Jack Phillips has spent eight years fighting three separate legal battles against LGBT activists who want to destroy him and his business because he refused to make a custom cake for a same-sex wedding. Now, his lawyers are saying enough is enough. 

Phillips owns and operates Masterpiece Cakeshop in Lakewood, Colorado. He sells both pre-made and custom-made cakes along with other bakery items and merchandise.

In 2012, Phillips declined to make a custom-made wedding cake to celebrate a same-sex marriage because it would violate his deeply held religious beliefs. For this, the Colorado Civil Rights Commission (CCRC) tried to punish him alleging that he violated the Colorado Anti-Discrimination Act (CADA). However, on June 4, 2018, the Supreme Court ruled in Phillips’ favor in Masterpiece Cakeshop v. Colorado Civil Rights Commission.

In 2017, on the same day the Supreme Court announced it would take Phillips’ first case, lawyer Autumn Scardina called his cakeshop and asked him to make a cake with a blue exterior and a pink interior to celebrate Scardina’s “gender-transition” from male to female. Phillips again declined.

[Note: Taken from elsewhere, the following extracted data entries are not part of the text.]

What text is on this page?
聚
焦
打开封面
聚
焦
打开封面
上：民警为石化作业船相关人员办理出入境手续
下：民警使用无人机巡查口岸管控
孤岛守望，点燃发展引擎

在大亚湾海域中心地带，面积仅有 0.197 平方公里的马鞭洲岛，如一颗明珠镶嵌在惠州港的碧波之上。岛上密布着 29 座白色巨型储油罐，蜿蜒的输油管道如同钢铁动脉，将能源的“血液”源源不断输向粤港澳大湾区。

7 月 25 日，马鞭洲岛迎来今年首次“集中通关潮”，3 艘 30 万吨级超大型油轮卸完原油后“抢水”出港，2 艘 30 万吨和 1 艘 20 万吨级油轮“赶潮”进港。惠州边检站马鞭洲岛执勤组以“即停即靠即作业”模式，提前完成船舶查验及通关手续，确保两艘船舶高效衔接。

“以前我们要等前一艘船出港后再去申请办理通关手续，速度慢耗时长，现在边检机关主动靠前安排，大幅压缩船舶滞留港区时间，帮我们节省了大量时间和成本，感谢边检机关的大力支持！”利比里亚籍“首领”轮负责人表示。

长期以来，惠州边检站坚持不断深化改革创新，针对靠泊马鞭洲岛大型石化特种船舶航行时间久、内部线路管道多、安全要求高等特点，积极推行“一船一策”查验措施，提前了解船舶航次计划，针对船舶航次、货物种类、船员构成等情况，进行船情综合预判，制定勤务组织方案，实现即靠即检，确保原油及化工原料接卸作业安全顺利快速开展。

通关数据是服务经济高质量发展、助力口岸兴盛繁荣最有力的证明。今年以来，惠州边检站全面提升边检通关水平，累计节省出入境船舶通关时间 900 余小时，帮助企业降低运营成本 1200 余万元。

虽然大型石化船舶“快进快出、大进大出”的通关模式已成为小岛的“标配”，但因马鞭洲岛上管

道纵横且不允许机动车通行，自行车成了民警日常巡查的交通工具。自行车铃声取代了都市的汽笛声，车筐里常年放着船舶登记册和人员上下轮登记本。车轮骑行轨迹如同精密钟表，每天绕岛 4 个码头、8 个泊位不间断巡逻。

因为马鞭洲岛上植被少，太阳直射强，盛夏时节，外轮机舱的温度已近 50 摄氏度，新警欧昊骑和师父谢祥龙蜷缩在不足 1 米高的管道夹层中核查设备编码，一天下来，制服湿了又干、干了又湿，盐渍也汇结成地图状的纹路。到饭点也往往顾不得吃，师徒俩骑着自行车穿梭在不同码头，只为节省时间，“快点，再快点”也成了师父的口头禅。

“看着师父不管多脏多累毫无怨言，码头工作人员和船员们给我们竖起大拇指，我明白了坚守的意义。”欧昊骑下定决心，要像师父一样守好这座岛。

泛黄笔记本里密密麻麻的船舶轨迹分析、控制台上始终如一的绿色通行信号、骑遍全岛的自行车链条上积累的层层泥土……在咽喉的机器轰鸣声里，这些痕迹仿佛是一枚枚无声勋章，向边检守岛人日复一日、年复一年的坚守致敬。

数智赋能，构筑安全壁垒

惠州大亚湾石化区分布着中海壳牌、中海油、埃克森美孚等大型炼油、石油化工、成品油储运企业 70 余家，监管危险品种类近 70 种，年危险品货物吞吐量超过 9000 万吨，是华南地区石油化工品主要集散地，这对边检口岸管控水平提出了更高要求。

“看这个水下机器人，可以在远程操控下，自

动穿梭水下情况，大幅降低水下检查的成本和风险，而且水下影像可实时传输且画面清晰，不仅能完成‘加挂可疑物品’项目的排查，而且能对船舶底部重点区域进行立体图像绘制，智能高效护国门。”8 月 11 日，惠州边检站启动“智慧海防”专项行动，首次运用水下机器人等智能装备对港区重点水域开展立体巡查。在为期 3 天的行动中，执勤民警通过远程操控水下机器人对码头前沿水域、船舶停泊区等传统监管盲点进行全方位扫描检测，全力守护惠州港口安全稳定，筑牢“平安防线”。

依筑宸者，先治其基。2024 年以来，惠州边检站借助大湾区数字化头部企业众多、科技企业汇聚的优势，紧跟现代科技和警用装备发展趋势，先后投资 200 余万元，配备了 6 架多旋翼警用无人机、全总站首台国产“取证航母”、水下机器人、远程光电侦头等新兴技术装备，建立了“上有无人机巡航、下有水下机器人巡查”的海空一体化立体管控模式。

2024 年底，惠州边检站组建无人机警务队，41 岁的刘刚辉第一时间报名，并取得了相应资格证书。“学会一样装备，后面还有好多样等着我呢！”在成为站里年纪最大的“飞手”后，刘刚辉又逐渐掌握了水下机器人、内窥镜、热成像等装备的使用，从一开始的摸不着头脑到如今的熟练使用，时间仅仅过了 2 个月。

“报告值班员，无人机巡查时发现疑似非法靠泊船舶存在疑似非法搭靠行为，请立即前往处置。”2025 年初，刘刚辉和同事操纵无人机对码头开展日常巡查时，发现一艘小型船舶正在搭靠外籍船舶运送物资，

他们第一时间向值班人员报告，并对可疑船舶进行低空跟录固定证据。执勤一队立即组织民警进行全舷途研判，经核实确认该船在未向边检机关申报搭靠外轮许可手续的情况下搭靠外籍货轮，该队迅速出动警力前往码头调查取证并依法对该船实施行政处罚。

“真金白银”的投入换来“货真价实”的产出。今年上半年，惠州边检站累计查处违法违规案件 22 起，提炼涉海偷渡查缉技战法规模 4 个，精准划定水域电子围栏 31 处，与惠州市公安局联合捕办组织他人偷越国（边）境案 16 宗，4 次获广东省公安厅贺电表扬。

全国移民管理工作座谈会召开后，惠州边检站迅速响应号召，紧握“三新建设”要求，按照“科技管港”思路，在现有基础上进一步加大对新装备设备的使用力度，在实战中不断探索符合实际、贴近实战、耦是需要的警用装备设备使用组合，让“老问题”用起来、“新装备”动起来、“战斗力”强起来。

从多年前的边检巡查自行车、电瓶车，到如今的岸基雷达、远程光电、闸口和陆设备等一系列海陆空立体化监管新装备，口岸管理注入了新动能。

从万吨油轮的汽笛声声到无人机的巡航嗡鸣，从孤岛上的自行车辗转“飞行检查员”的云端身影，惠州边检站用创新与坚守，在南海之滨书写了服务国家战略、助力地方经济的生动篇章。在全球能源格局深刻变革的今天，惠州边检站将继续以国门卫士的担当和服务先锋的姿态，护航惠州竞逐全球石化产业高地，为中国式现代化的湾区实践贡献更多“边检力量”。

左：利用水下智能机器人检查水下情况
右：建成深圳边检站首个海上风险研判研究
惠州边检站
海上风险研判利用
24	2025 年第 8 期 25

Scardina then filed a complaint with the CCRC alleging that Phillips violated the CADA. In response, Phillips countered by suing the CCRC, but dropped his case after the CCRC dismissed Scardina’s complaint.

After all this back and forth litigation, Scardina filed a new lawsuit in a Denver court on June 5, 2019 which Phillips has now asked the court to dismiss. The lawsuit against Phillips seeks to put him out of business by seeking monetary damages of more than $100,000 plus legal fees. 

The pending case is being litigated in the district court in the county of Denver, Colorado.

Alliance Defending Freedom (ADF) has represented Phillips since his court battles began in 2012 and did so again before the district court on Thursday, April 9 when it asked the court to end Scardina’s recent lawsuit.

“I gladly serve everyone. I just can’t celebrate every event or express every message through my cake art,” Phillips said on a conference call following oral arguments that ADF made to the district court on April 9. “This lawsuit could cost me everything. I already lost 40% of my business and more than half of my employees during the first case. I still haven’t regained that income or been able to resume creating custom cake art for weddings.” 

ADF Senior Vice President of U.S. Legal Division Kristen Waggoner said regarding Phillips’ latest case, “It’s time to move on and leave Jack alone. This new lawsuit is nothing more than an activist’s attempt to harass and ruin Jack because he won’t create custom cakes that express messages or celebrate events in conflict with his conscience.” 

“Jack’s victory at the Supreme Court was great news for everyone. Tolerance for good-faith differences of opinion is essential and the only way for diverse people with differing views to peacefully coexist,” Waggoner stated.

ADF Legal Counsel Jake Warner, who argued before the Colorado district court, said, “This attorney’s relentless pursuit of Jack was an obvious attempt to punish him for his views, banish him from the marketplace, and financially ruin him and his shop. For these reasons and others, we are asking the court to dismiss this case.” 

Sometimes those who claim to be “tolerant” are actually the most intolerant.

Please continue to pray for Jack Phillips and his lawyers at ADF. Hopefully his wish will be granted, and he’ll get to go back to his life as a cakebaker soon enough.

The case is Scardina v. Masterpiece Cakeshop Inc.